Bugün bir kesim kimseler, tarikat ehlinin halini görmeden, onların hikmetini anlamadan hüküm veriyor. Oysa tarikat, Aşk mektebidir.

Tarikatlar, biz Müslümanların mücahit ocaklarıdır. Tarikatın gayesi, kişiyi İslam’a daha sıkı bağlamaktır. Şahıs itibariyle ihya etmektir. Bir toplum, herkesin birey indinde kendini düzeltmesiyle sağlıklı bir toplum olur. Her gülün kendini düzeltmesiyle gülistan oluşur. Dolayısıyla nihaye gayesi, her bir gülü güzel eyleyip, birleri bir eylemektir.

Sahabe efendilerimiz döneminde bazı sahabeler, yoğun ibadet ve züht hayatıyla bilinirdi. İnsanlara manevi rehberlik ederlerdi. İşte tarikatlarda bu anlayışın devam etmesini sağlayan topluluklardır.


Ama Efendimiz Zamanında Tarikatlar Yoktu!

Efendimiz zamanında tarikatlar yoktu. Zira Resul-i Zişan efendimiz ﷺ, ashabını doğrudan İslam’ı yaşayarak eğitmiş, onlara; tevhidin, ibadetin, ahlakın özünü anlatmış ve özlerine katmıştır. Sahabe doğrudan Resulullah’tan ilim ve ahlak tahsilinde bulunmuştur. Nitekim imamenin olduğu yerde tesbih taneleri de imamenin etrafında toplanır. Mamafih, imame olmadığında tesbih dağılır. Dolayısıyla imameyi yerinde kılacak, imameyi anlatacak, sünnet-i seniyeyi haykıracak alimler gereklidir. Bu alimlerde bir tesbih misali halkı birleyecek, bu hareketle vahdete hizmet edecektir.

 

Tarikatlar İslam’ı Bölmüyor mu?

Tarikatların İslam’ı böldüğünü düşünmek son derece vahim bir durumdur. Çünkü tarikat tefrikaya değil vahdete çağırır. Bölünmelerin sebebi, bireylerin taassup içinde hareket etmesi ve kendi yollarını tek doğru olarak görmesidir. Yani kibirdir. Bu ise kişinin şahsıyla ilgilidir ve şahsi ziyanıdır.

 

Tarikatların Zenginliği ve Şeyhlerin Varlık İçinde Yaşaması

Evvela bilinmelidir ki, İslam’da zenginlik kötülenmez; israf yasaklanır. İslam, serveti kötü bir şey olarak görmez. Peygamberler ve sahabeler arasında da nice zengin kimseler vardı. Resulullah’ın fakir bir hayat yaşamayı tercih etmesine mukabil, zengin sahabelerinden de hiçbir kimseyi eleştirmemiştir.

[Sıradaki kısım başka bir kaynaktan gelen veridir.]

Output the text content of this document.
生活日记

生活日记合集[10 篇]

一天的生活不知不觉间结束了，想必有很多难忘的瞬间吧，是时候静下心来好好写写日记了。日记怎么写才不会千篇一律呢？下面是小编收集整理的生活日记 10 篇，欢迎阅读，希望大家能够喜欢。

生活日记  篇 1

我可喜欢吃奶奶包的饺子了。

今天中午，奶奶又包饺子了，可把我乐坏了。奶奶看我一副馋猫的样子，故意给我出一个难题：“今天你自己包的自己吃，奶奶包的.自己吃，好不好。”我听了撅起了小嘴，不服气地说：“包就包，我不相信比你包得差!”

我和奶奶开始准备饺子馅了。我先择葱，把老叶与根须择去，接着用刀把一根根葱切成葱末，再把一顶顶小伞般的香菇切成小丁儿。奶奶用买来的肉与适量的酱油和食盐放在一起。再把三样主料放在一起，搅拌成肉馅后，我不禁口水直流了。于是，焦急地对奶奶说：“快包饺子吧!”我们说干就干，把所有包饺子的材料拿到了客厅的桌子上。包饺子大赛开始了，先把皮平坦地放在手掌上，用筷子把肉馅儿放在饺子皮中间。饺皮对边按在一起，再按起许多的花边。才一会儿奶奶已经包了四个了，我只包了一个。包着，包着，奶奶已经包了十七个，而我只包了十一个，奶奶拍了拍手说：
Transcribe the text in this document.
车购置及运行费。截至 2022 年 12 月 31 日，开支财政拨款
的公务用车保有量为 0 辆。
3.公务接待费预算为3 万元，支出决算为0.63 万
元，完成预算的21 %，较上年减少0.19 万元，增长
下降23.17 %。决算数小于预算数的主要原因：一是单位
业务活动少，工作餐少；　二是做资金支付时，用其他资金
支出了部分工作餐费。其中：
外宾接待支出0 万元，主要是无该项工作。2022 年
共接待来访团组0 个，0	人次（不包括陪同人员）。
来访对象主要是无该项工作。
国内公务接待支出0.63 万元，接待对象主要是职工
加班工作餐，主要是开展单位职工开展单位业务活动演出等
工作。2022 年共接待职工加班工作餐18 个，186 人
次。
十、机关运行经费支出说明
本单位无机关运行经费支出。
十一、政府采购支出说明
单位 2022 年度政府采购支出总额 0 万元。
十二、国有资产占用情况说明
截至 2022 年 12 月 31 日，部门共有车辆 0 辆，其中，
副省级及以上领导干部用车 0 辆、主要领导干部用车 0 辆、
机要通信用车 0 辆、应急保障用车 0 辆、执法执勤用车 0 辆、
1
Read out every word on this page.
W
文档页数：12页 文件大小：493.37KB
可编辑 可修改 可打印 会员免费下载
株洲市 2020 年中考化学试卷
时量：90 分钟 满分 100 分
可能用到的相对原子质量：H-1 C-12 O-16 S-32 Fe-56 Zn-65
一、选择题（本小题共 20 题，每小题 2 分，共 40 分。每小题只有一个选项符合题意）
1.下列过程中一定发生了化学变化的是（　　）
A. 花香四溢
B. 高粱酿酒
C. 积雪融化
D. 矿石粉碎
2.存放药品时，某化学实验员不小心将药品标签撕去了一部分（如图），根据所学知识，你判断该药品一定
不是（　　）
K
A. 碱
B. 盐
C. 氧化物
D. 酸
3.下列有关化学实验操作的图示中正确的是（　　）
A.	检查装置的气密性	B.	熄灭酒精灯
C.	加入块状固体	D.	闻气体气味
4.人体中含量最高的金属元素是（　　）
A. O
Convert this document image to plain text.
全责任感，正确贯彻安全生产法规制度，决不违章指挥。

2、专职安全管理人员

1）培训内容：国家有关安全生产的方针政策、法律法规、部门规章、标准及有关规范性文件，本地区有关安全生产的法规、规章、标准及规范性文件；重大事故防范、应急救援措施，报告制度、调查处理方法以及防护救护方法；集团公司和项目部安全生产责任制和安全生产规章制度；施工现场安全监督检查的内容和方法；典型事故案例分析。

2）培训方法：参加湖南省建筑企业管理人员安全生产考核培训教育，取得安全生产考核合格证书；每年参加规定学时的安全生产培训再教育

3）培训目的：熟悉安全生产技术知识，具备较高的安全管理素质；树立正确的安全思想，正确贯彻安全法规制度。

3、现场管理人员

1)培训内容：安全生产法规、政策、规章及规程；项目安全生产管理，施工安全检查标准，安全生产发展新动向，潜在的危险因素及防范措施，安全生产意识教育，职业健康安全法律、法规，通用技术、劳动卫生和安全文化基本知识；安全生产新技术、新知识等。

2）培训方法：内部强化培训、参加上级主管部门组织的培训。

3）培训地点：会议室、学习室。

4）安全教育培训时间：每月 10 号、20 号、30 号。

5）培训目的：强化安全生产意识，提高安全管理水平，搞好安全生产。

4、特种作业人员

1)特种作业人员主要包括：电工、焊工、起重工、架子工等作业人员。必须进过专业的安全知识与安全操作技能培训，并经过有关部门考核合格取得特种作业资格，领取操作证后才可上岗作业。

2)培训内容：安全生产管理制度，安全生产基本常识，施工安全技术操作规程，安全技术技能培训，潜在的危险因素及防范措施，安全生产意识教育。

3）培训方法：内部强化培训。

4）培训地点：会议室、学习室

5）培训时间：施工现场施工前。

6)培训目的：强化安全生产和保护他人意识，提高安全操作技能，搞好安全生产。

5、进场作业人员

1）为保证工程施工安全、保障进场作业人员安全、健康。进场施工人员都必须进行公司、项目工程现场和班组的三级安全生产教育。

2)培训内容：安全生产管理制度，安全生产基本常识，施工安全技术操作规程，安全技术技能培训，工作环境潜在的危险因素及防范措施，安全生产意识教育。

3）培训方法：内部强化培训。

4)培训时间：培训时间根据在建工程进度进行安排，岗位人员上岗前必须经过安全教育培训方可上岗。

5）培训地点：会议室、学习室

Hz. Osman (r.a.) çok zengin bir tüccardı. Şimdi şu gözle bir bakalım: Bir kimse Hz. Osman’a bakıyor ve bu dincilerde de ne para var deyip, zenginliğinden dolayı ayıplıyor. Sırf zengin olduğu için amellerini ve hayırlarını kötülüyor. Bu zulüm değil de nedir?

Hz. Süleyman, büyük bir saltanat sahibiydi. Hz. Davut, kraldı ve büyük bir mülk sahibiydi. Eğer mal ve mülk sahibi olmak dinin önderleri, peygamberler için dahi uygunsa, bir tarikat ve şeyh için neden sakıncalı olsun?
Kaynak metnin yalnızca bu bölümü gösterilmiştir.